Il sisma è stato avvertito anche a Tokyo durante l’ora di punta del mattino, ma le autorità hanno escluso il rischio di tsunami e, per ora, non si registrano vittime né danni rilevanti.
Per precauzione sono stati sospesi alcuni treni ad alta velocità e sono stati controllati gli impianti nucleari, compresa la centrale di Fukushima, senza che emergessero anomalie. Le scuole nelle aree più colpite hanno fatto rientrare i bambini a casa e il governo invita la popolazione a restare in allerta per le possibili repliche.
È invece una tragedia quella che sta vivendo il Venezuela. —- Due violentissime scosse di magnitudo 7.2 e 7.5, a distanza di meno di un minuto l’una dall’altra, hanno colpito il Paese provocando crolli di edifici, danni gravissimi a Caracas e lungo la costa caraibica.
Almeno venti repliche hanno continuato a far tremare il terreno mentre migliaia di persone trascorrevano la notte in strada.
Le autorità hanno confermato che ci sono vittime, anche se il bilancio non è ancora definitivo. L’aeroporto internazionale di Caracas è stato chiuso, le scuole resteranno chiuse per alcuni giorni e il governo ha dichiarato lo stato d’emergenza.
Tra le macerie, però, continuano anche le storie di speranza: nella serata di ieri una ragazza è stata estratta viva da un edificio crollato, mentre familiari e soccorritori continuano a scavare con la speranza di trovare altri sopravvissuti.

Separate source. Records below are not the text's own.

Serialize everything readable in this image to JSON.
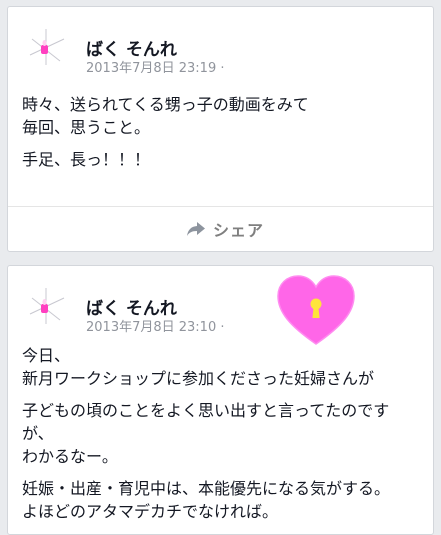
{
  "posts": [
    {
      "author": "ばく そんれ",
      "timestamp": "2013年7月8日 23:19 ·",
      "paragraphs": [
        "時々、送られてくる甥っ子の動画をみて\n毎回、思うこと。",
        "手足、長っ！！！"
      ],
      "share_label": "シェア"
    },
    {
      "author": "ばく そんれ",
      "timestamp": "2013年7月8日 23:10 ·",
      "paragraphs": [
        "今日、\n新月ワークショップに参加くださった妊婦さんが",
        "子どもの頃のことをよく思い出すと言ってたのです\nが、\nわかるなー。",
        "妊娠・出産・育児中は、本能優先になる気がする。\nよほどのアタマデカチでなければ。"
      ]
    }
  ],
  "icons": {
    "share": "share-arrow-icon",
    "avatar": "candle-avatar-icon",
    "sticker": "heart-keyhole-sticker"
  },
  "colors": {
    "background": "#e9ebee",
    "heart": "#ff66e8",
    "keyhole": "#ffe53a",
    "avatar_flame": "#ff3fc0"
  }
}
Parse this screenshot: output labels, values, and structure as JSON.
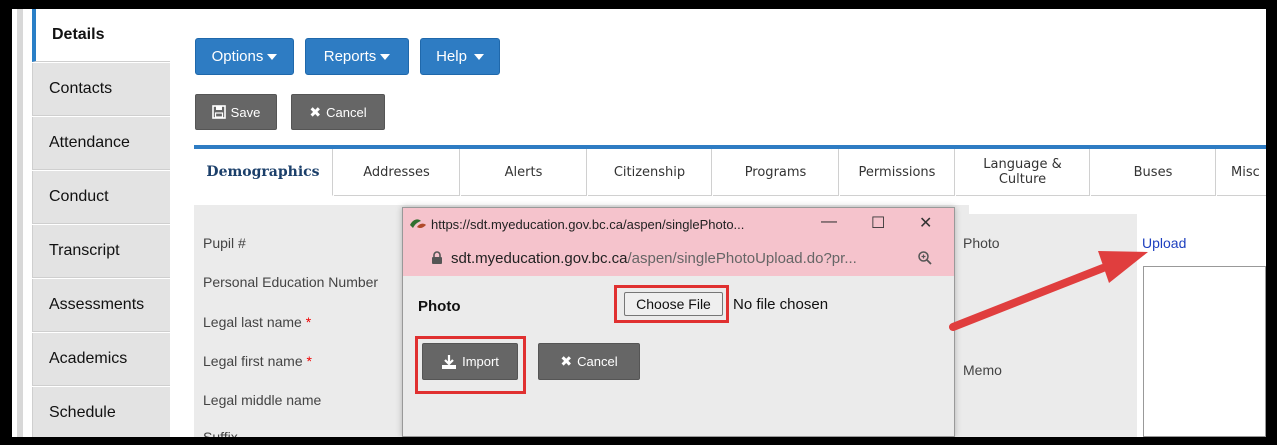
{
  "sidebar": {
    "items": [
      {
        "label": "Details",
        "active": true
      },
      {
        "label": "Contacts"
      },
      {
        "label": "Attendance"
      },
      {
        "label": "Conduct"
      },
      {
        "label": "Transcript"
      },
      {
        "label": "Assessments"
      },
      {
        "label": "Academics"
      },
      {
        "label": "Schedule"
      }
    ]
  },
  "toolbar": {
    "options_label": "Options",
    "reports_label": "Reports",
    "help_label": "Help",
    "save_label": "Save",
    "cancel_label": "Cancel"
  },
  "tabs": {
    "demographics": "Demographics",
    "addresses": "Addresses",
    "alerts": "Alerts",
    "citizenship": "Citizenship",
    "programs": "Programs",
    "permissions": "Permissions",
    "language_line1": "Language &",
    "language_line2": "Culture",
    "buses": "Buses",
    "misc": "Misc"
  },
  "form": {
    "pupil_number": "Pupil #",
    "pen": "Personal Education Number",
    "legal_last_name": "Legal last name",
    "legal_first_name": "Legal first name",
    "legal_middle_name": "Legal middle name",
    "suffix": "Suffix",
    "required_mark": "*"
  },
  "right_panel": {
    "photo_label": "Photo",
    "memo_label": "Memo",
    "upload_link": "Upload"
  },
  "popup": {
    "title": "https://sdt.myeducation.gov.bc.ca/aspen/singlePhoto...",
    "url_domain": "sdt.myeducation.gov.bc.ca",
    "url_path": "/aspen/singlePhotoUpload.do?pr...",
    "photo_label": "Photo",
    "choose_file_label": "Choose File",
    "no_file_text": "No file chosen",
    "import_label": "Import",
    "cancel_label": "Cancel"
  },
  "colors": {
    "accent_blue": "#2e7cc3",
    "button_dark": "#666666",
    "popup_titlebar": "#f5c3cc",
    "highlight_red": "#e03030"
  }
}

Per molti venezuelani, la notte è trascorsa tra la paura, l’incertezza e l’attesa di una voce, di un segnale, di qualcuno che risponda da sotto le macerie.
Come se non bastasse, il Venezuela si prepara a rendere pubblico un debito nazionale di circa 240 miliardi di dollari, una cifra molto più alta delle stime finora conosciute.
Lo rivela il Financial Times. Il governo ad interim guidato da Delcy Rodríguez punta a ristrutturare il debito entro la fine dell’anno per tornare ad accedere ai mercati internazionali, da cui il Paese è escluso da quasi un decennio.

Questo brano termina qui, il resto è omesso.